The bronzes. commemorative heads of obas, plaques of warriors, armlets, masks, and ritual objects, were seized when British forces burned Benin City and exiled Oba Ovonramwen. For over a century, they circulated through European museums and private collections, becoming both prized artworks and global symbols of colonial violence.
Cambridge’s Museum of Archaeology and Anthropology has now transferred ownership of 116 objects to Nigeria, with about 100 set to be physically returned. The move strengthens the growing “domino effect” of restitution already seen with Germany and the Netherlands. But it also exposes the impact of the unresolved tensions at home.
In Nigeria and in Benin, the question of custody remains deeply contested. The Oba of Benin is now legally recognised as the rightful owner of returned artefacts, yet institutional arrangements for housing and displaying them are fractured. The Museum of West African Art (MOWAA) in Benin City, originally envisioned as a restitution destination, remains effectively closed to royal artefacts due to governance disputes and protests. Meanwhile, Nigeria’s National Commission for Museums and Monuments (NCMM) has confirmed that many of the Cambridge bronzes will instead be displayed in the National Museum, Lagos, currently undergoing a privately funded refurbishment.

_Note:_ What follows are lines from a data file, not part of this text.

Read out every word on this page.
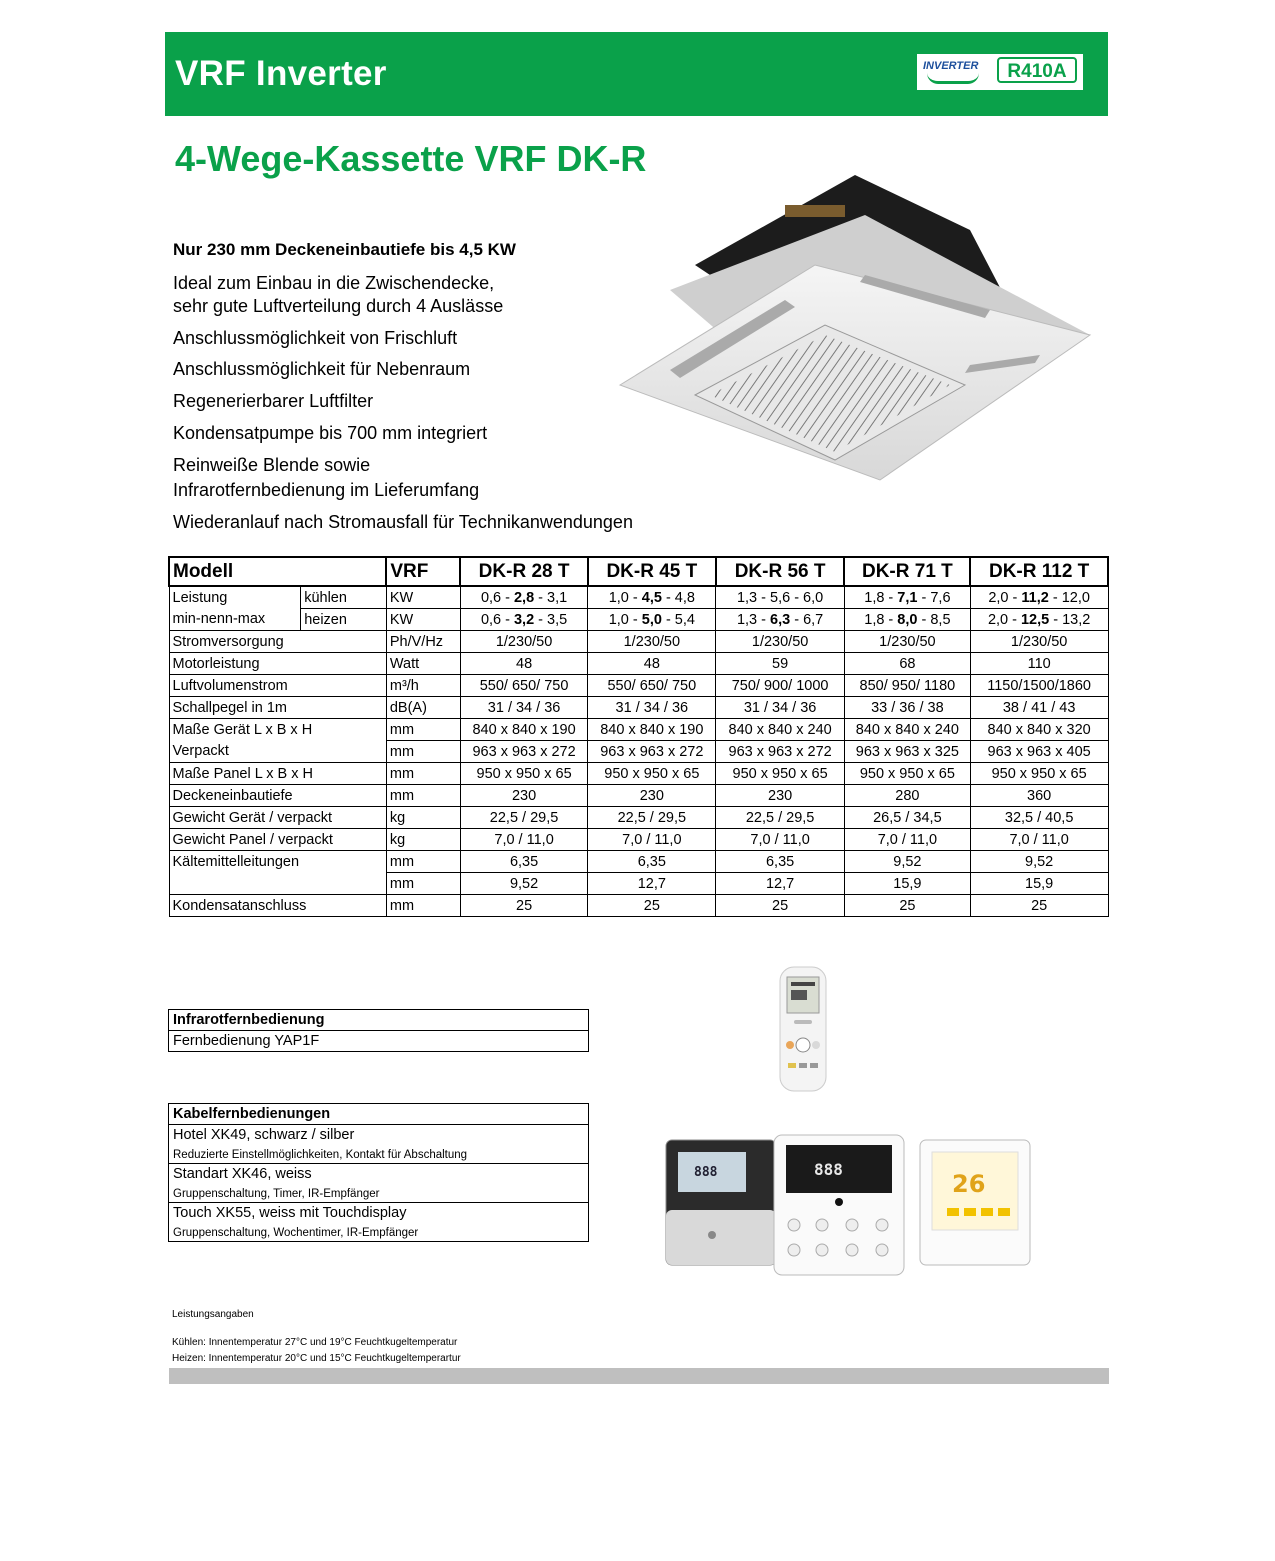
VRF Inverter	INVERTER	R410A
4-Wege-Kassette VRF DK-R
Nur 230 mm Deckeneinbautiefe bis 4,5 KW
Ideal zum Einbau in die Zwischendecke,
sehr gute Luftverteilung durch 4 Auslässe
Anschlussmöglichkeit von Frischluft
Anschlussmöglichkeit für Nebenraum
Regenerierbarer Luftfilter
Kondensatpumpe bis 700 mm integriert
Reinweiße Blende sowie
Infrarotfernbedienung im Lieferumfang
Wiederanlauf nach Stromausfall für Technikanwendungen
Modell		VRF	DK-R 28 T	DK-R 45 T	DK-R 56 T	DK-R 71 T	DK-R 112 T
Leistung	kühlen	KW	0,6 - 2,8 - 3,1	1,0 - 4,5 - 4,8	1,3 - 5,6 - 6,0	1,8 - 7,1 - 7,6	2,0 - 11,2 - 12,0
min-nenn-max	heizen	KW	0,6 - 3,2 - 3,5	1,0 - 5,0 - 5,4	1,3 - 6,3 - 6,7	1,8 - 8,0 - 8,5	2,0 - 12,5 - 13,2
Stromversorgung		Ph/V/Hz	1/230/50	1/230/50	1/230/50	1/230/50	1/230/50
Motorleistung		Watt	48	48	59	68	110
Luftvolumenstrom		m³/h	550/ 650/ 750	550/ 650/ 750	750/ 900/ 1000	850/ 950/ 1180	1150/1500/1860
Schallpegel in 1m		dB(A)	31 / 34 / 36	31 / 34 / 36	31 / 34 / 36	33 / 36 / 38	38 / 41 / 43
Maße Gerät L x B x H		mm	840 x 840 x 190	840 x 840 x 190	840 x 840 x 240	840 x 840 x 240	840 x 840 x 320
Verpackt		mm	963 x 963 x 272	963 x 963 x 272	963 x 963 x 272	963 x 963 x 325	963 x 963 x 405
Maße Panel L x B x H		mm	950 x 950 x 65	950 x 950 x 65	950 x 950 x 65	950 x 950 x 65	950 x 950 x 65
Deckeneinbautiefe		mm	230	230	230	280	360
Gewicht Gerät / verpackt		kg	22,5 / 29,5	22,5 / 29,5	22,5 / 29,5	26,5 / 34,5	32,5 / 40,5
Gewicht Panel / verpackt		kg	7,0 / 11,0	7,0 / 11,0	7,0 / 11,0	7,0 / 11,0	7,0 / 11,0
Kältemittelleitungen		mm	6,35	6,35	6,35	9,52	9,52
		mm	9,52	12,7	12,7	15,9	15,9
Kondensatanschluss		mm	25	25	25	25	25
Infrarotfernbedienung
Fernbedienung YAP1F

Kabelfernbedienungen

Hotel XK49, schwarz / silber
Reduzierte Einstellmöglichkeiten, Kontakt für Abschaltung

Standart XK46, weiss
Gruppenschaltung, Timer, IR-Empfänger

Touch XK55, weiss mit Touchdisplay
Gruppenschaltung, Wochentimer, IR-Empfänger
888	888
26
Leistungsangaben
Kühlen: Innentemperatur 27°C und 19°C Feuchtkugeltemperatur
Heizen: Innentemperatur 20°C und 15°C Feuchtkugeltemperartur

This raises a paradox. Restitution is meant to restore heritage to its source, yet the artefacts of Benin are increasingly being concentrated hundreds of kilometres away from the kingdom that created them. Most of the artefacts returned so far are housed safely in the NCMM’s facilities in Lagos.
Lagos may offer modern facilities, donor funding, and global visibility—but what does Benin gain if its heritage is returned in law, but displaced in practice?
At the same time, the Lagos model demonstrates something important: that with funding, clarity, and collaboration, returned artefacts can be professionally conserved and globally showcased. The real challenge, then, is not restitution itself, but alignment—between the Oba, the Edo State, the federal government, and the international partners who supported MOWAA.
Cambridge’s return makes one thing unavoidable: more bronzes are coming home. The pressing task now is to resolve our internal disputes so that future returns do not arrive into uncertainty, but into institutions that honour ownership, history, and place.
Restitution has opened the door. What we build behind it will determine whether these returns become symbols of renewal, or reminders of unfinished business.
This analysis is inspired by a detailed report by Barnaby Phillips, journalist and author of Loot: Britain and the Benin Bronzes, published in The Observer. Phillips has written extensively on restitution, museums, and Britain’s colonial legacy in West Africa.